I should be doing something more productive, the Guilt says. I should be doing something more creative. I am wasting my precious waking hours and living days on an experience from which I will derive no benefit beyond the temporary sensations of escapist hedonism. That’s fine for a little break from the workaday world, says the Guilt, but it’s no way to spend an entire day.
And maybe the Guilt is right. I’m a writer, a performer, and a composer, and I have the extraordinary privilege of being safe, employed, fed, sheltered, and loved during a major crisis, and I could be using it to make the world a better place, even in the smallest of ways. Even though very few people will ever read this piece, for example, and only some fraction of them will have found it valuable, creating this piece of writing at least adds something to the world that wasn’t there before. Hours and hours spent in Skyrim, Hyrule, or Duckbutt Island (my Animal Crossing domain) have no impact on the real world outside my video game console, except in what they prevent from coming into being.

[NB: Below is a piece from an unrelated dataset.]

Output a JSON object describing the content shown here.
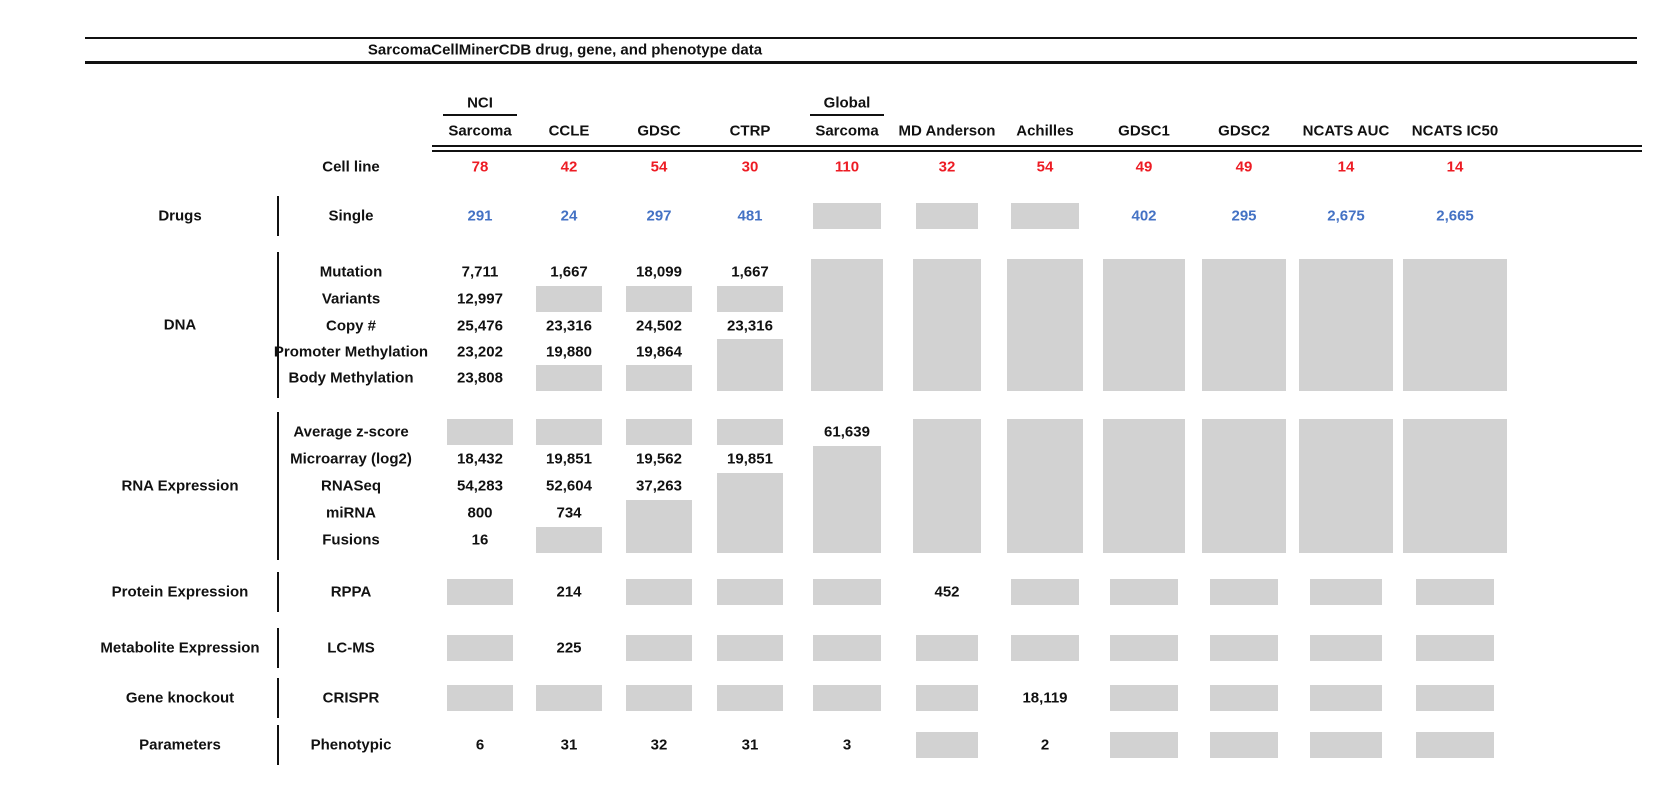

It’s probably futile to attempt to quantify, even vaguely, what is lost or gained by spending time on video games. Because I could just as well speculate that the games might be a way for me to build up the reserves I need to create things to begin with. Perhaps they are addressing something in me psychologically, such that they become a net-benefit. Before writing this, I read a number of pieces asserting just that.
“I suspect that the total intensity of the passion with which gamers throughout society surrender themselves to their pastime is an implicit register of how awful, grim, and forbidding the world outside them has become,” writes Frank Guan in the conclusion to his wonderful 2017 (pre-pandemic) piece on video game obsessives in Vulture. Earlier in the piece, he says, “We turn to games when real life fails us — not merely in touristic fashion but closer to the case of emigrants, fleeing a home that has no place for them.” Well, for me, the world was definitely grim and forbidding before COVID–19 came around, and Placelessness, USA has always been my hometown. So maybe it’s a wonder I haven’t gone whole-hog on video games sooner.
The point is, though, that I don’t know, and I do know that time spent in a game is time not spent on literally anything else. And I’m not smart enough to know whether or not that’s okay.